Troll 2 has a reputation for being one of the worst films ever made in the horror genre, so I pressed "play" with modest expectations. There are indeed many plot inconsistencies, it isn't even momentarily scary, and "shoddy" does even not begin to describe the effects and production values.
But for all this it is an entertaining and original story. I can't think of many other films where the main characters face strict vegetarians as their adversaries. This turns out to be one of the monsters' key vulnerabilities as they loathe even contact with blood and will engage in hand-to-hand combat only as a last resort. Joshua's deceased grandpa appears to him now and again to advise him on how to protect his family from the creatures (they're called Goblins in the film, not trolls). He even has some miraculous powers which he occasionally uses against the chlorophyll-consuming villains but Joshua has to make some drastic decisions on his own when his unsuspecting parents are about to be poisoned.
And it really does deliver laughs - yes, sometimes in a "so good that it's bad" sort of way, but quite often it's meant to be funny and genuinely is.

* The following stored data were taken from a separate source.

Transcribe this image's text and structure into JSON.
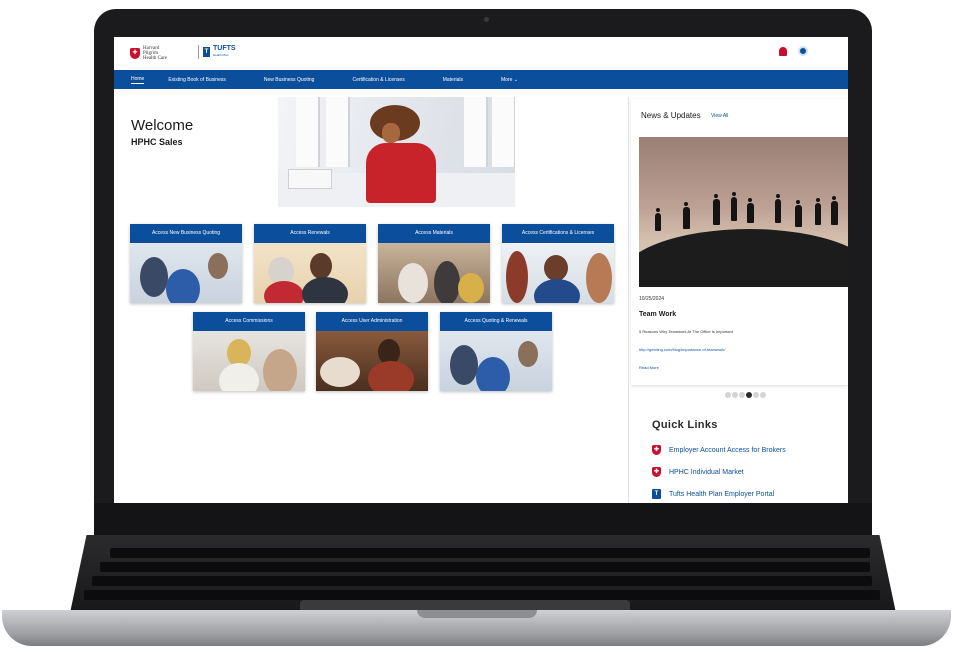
{
  "header": {
    "logo_harvard_text": "Harvard Pilgrim Health Care",
    "logo_tufts_text": "TUFTS",
    "logo_tufts_sub": "Health Plan"
  },
  "nav": {
    "items": [
      {
        "label": "Home"
      },
      {
        "label": "Existing Book of Business"
      },
      {
        "label": "New Business Quoting"
      },
      {
        "label": "Certification & Licenses"
      },
      {
        "label": "Materials"
      },
      {
        "label": "More ⌄"
      }
    ]
  },
  "main": {
    "welcome_title": "Welcome",
    "welcome_subtitle": "HPHC Sales",
    "tiles": [
      {
        "label": "Access New Business Quoting"
      },
      {
        "label": "Access Renewals"
      },
      {
        "label": "Access Materials"
      },
      {
        "label": "Access Certifications & Licenses"
      },
      {
        "label": "Access Commissions"
      },
      {
        "label": "Access User Administration"
      },
      {
        "label": "Access Quoting & Renewals"
      }
    ]
  },
  "news": {
    "title": "News & Updates",
    "view_all": "View All",
    "date": "10/25/2024",
    "headline": "Team Work",
    "description": "5 Reasons Why Teamwork At The Office Is Important",
    "link": "http://getcling.com/blog/importance-of-teamwork/",
    "read_more": "Read More",
    "carousel_count": 6,
    "carousel_active": 3
  },
  "quick_links": {
    "title": "Quick Links",
    "items": [
      {
        "label": "Employer Account Access for Brokers",
        "icon": "harvard-shield-icon"
      },
      {
        "label": "HPHC Individual Market",
        "icon": "harvard-shield-icon"
      },
      {
        "label": "Tufts Health Plan Employer Portal",
        "icon": "tufts-t-icon"
      }
    ]
  },
  "colors": {
    "brand_blue": "#0b4f9c",
    "brand_red": "#c8102e"
  }
}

Judging it for what it is - a camp low-budget comedy horror - it would be worth a 7 on a 1 to 10 scale, but I'm rounding the score down on account of the disgracefully lazy special effects. I can tolerate the fact that the goblin costumes look as if they're made of starched brown canvas, but in the scenes where people are "vegetablised" after eating the tainted food, it seems the best contrivance they could come up with was alabaster shop mannequin slathered in green hair gel! Effects like this don't even deserve the name "special"!
I'm also a little puzzled by the 18 certificate - there's really nothing in this I wouldn't let the average 12 year old watch.